Management oversight of this totality must be an effective coordinator of disparate actors and roles. It must map the optimal coordination of platforms, methodologies and tools in order to discharge its responsibilities for the product and/or service life cycle. The diagram to the right describes the traditional change management role in the plan, execute, deliver and decommission life cycle.

Traditional BTEP service pattern


The command and control orientation of unified management may be what enables separate functions to work effectively together for the benefit of the organizational whole. But, beyond relatively small or well focused peer community implementations, partnerships and collaborations that grow to be megacommunities cannot be managed in this way.

Community members simply do not respond well to command and control; they may be driven by commitment to a common goal, but do not necessarily exhibit a common culture or behaviour. They need community-endorsed platforms to enable their dialogue, but also need their own capacity to manage the content they have committed to. This separation of community platform governance from member content management is more abstract than the traditional management of functions, but it better protects a community's innovative capacity, integrity and privacy.

To achieve this separation, communities need to deploy technology as a strategic enabler. For technology to be effective in this way, the entire product or service life cycle needs to be architected, as shown to the left, at least as a collective, but preferably as a unified process. This means that expert practitioners in different parts of an organization or community will no longer be free to select and deploy their own approaches to governance and platforms, methodologies and tools: they will all need to recognize and work within the larger system and deploy components that are compatible with it, and operate as part of a new interdependent whole.

 



Alternative BTEP perspective

Infrastructure Design

But the shift from vertical to horizontal also introduces other challenges. As the number of participants increase, the stability of community infrastructures tends to decrease. The shortening of the stable state of infrastructures eventually leads to traditional change management processes becoming inoperable.

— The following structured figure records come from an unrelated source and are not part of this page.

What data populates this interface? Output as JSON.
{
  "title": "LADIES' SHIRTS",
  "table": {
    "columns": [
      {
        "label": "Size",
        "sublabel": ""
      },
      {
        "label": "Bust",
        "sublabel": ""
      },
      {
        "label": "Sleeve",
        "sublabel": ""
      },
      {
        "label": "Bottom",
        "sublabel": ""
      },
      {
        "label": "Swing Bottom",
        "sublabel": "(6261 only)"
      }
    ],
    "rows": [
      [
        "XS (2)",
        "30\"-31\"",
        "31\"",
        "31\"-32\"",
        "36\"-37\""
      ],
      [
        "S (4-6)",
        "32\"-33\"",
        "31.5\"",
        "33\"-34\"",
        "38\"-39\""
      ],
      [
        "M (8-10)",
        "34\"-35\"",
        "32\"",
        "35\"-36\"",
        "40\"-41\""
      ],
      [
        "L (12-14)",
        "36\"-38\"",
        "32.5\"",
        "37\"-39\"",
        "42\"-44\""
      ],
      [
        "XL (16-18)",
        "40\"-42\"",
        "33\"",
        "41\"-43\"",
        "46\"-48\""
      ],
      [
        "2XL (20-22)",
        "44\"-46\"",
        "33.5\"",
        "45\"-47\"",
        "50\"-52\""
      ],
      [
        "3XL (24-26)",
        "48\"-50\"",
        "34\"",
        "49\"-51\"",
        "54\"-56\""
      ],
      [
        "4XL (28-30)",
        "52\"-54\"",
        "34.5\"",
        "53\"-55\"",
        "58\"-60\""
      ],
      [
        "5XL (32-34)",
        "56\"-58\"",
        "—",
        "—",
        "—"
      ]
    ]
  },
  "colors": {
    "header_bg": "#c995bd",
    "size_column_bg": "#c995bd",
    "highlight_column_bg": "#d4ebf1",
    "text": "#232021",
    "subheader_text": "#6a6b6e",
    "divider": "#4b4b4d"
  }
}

When the time taken to effect change is longer than the stable state of the infrastructure, change management costs rise and alternative means of maintaining the viability of communities and their services must be found. When this state of affairs is experienced, change is no longer part of the macro-agenda. It becomes part of a micro-agenda needing to be addressed on an ongoing and continuous basis. The life cycle speeds up: planning, provisioning and service delivery need direct interfaces: and planners, designers and providers need to become an integral part of that continuum. The real agenda will move from the separate management of design and operations to the integral management of the entire life cycle.

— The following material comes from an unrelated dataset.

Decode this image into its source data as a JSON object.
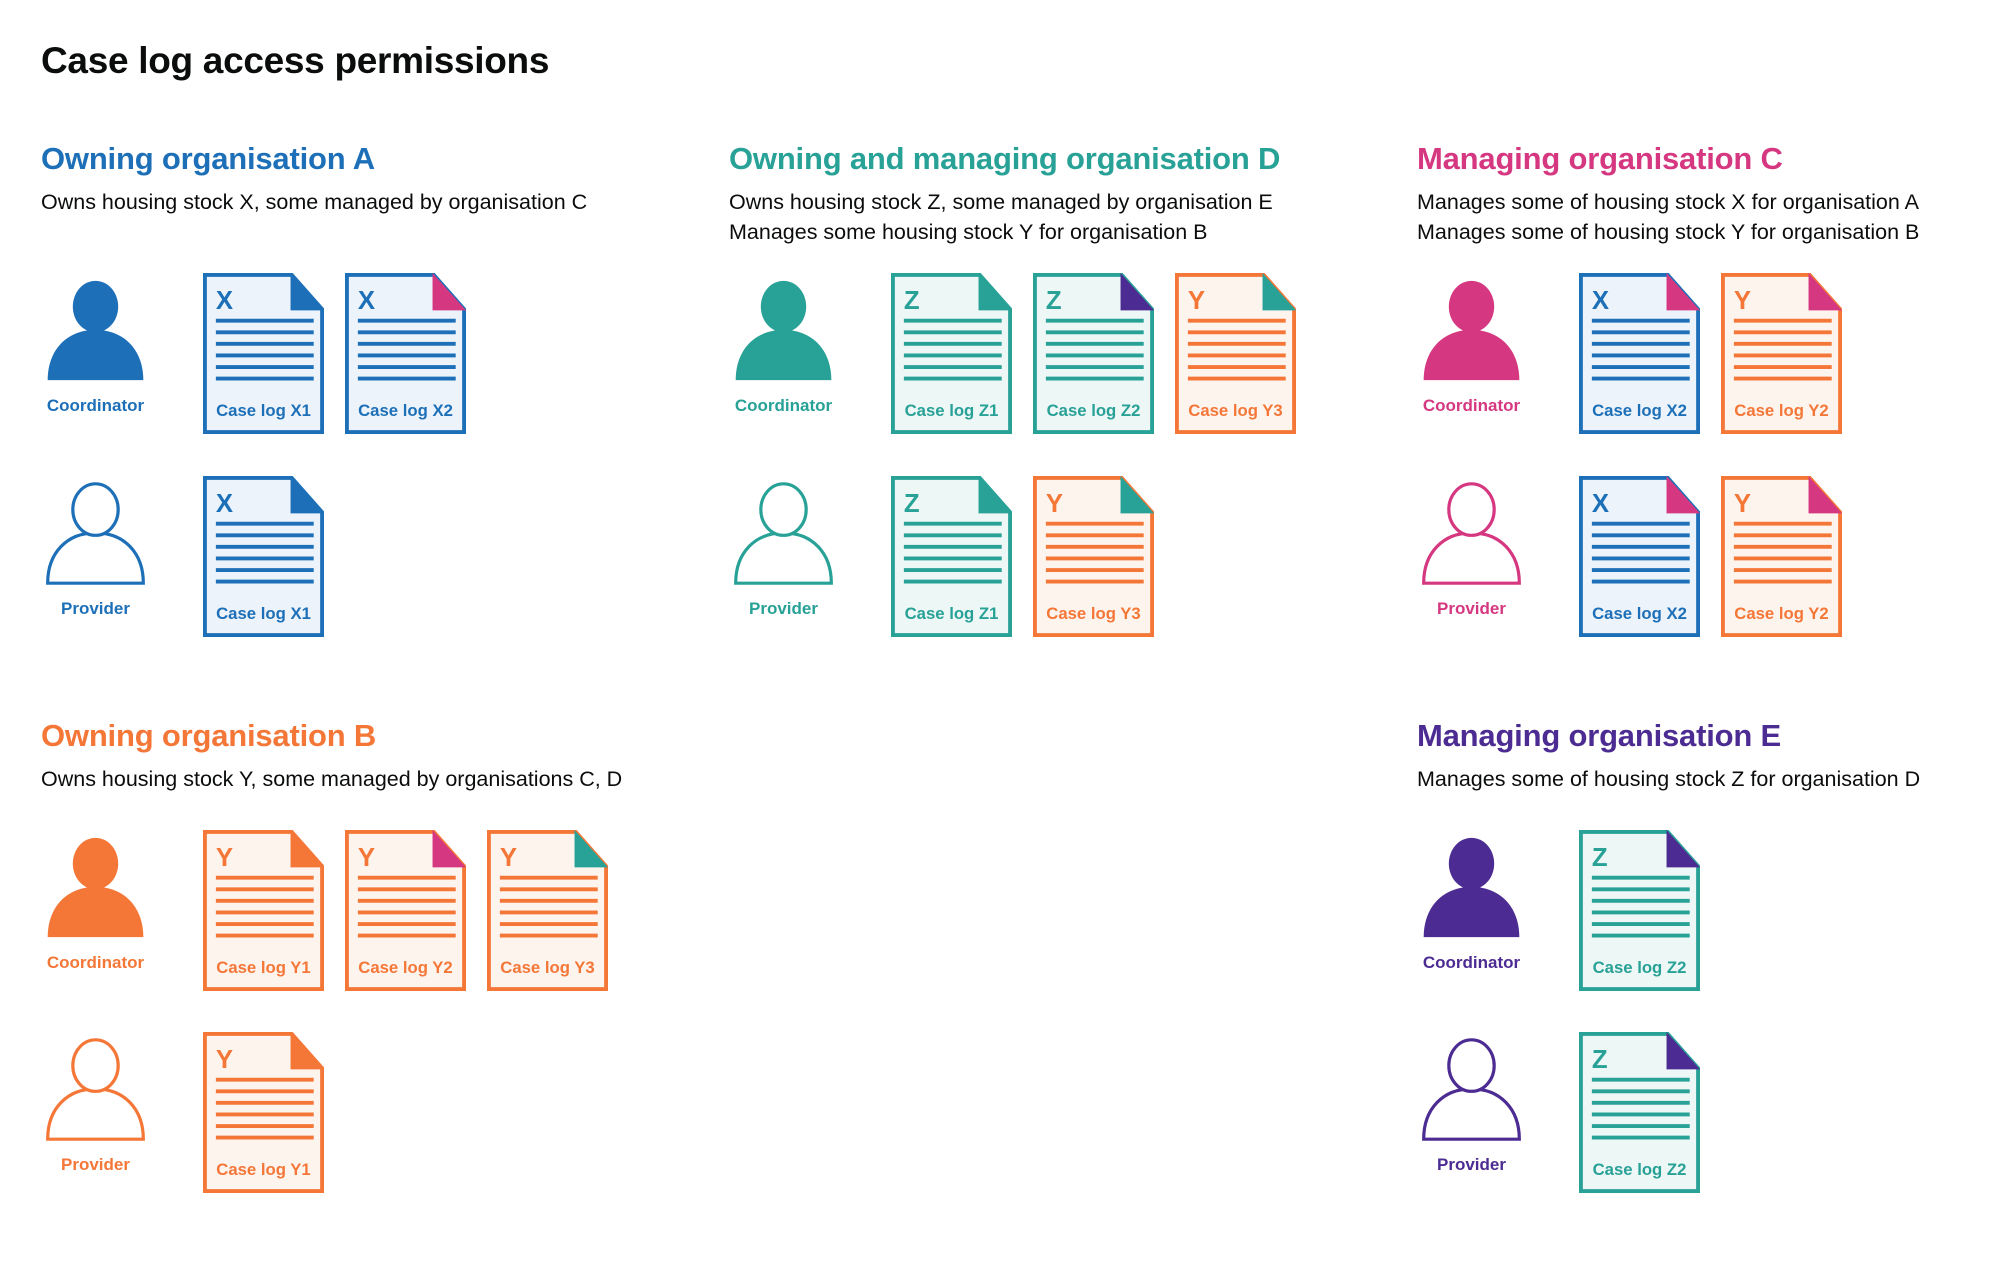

Process and service innovation will become critical, especially in megacommunities. The separate and incremental deployment model will need to be replaced by one where the planner, designer and provider roles connect with continuous integrity.

Methodologies, processes and tools that may have been optional in the management of traditional organizations, will become necessary for the effective governance of communities, especially in the 'highly important' situations described in the diagram on the right.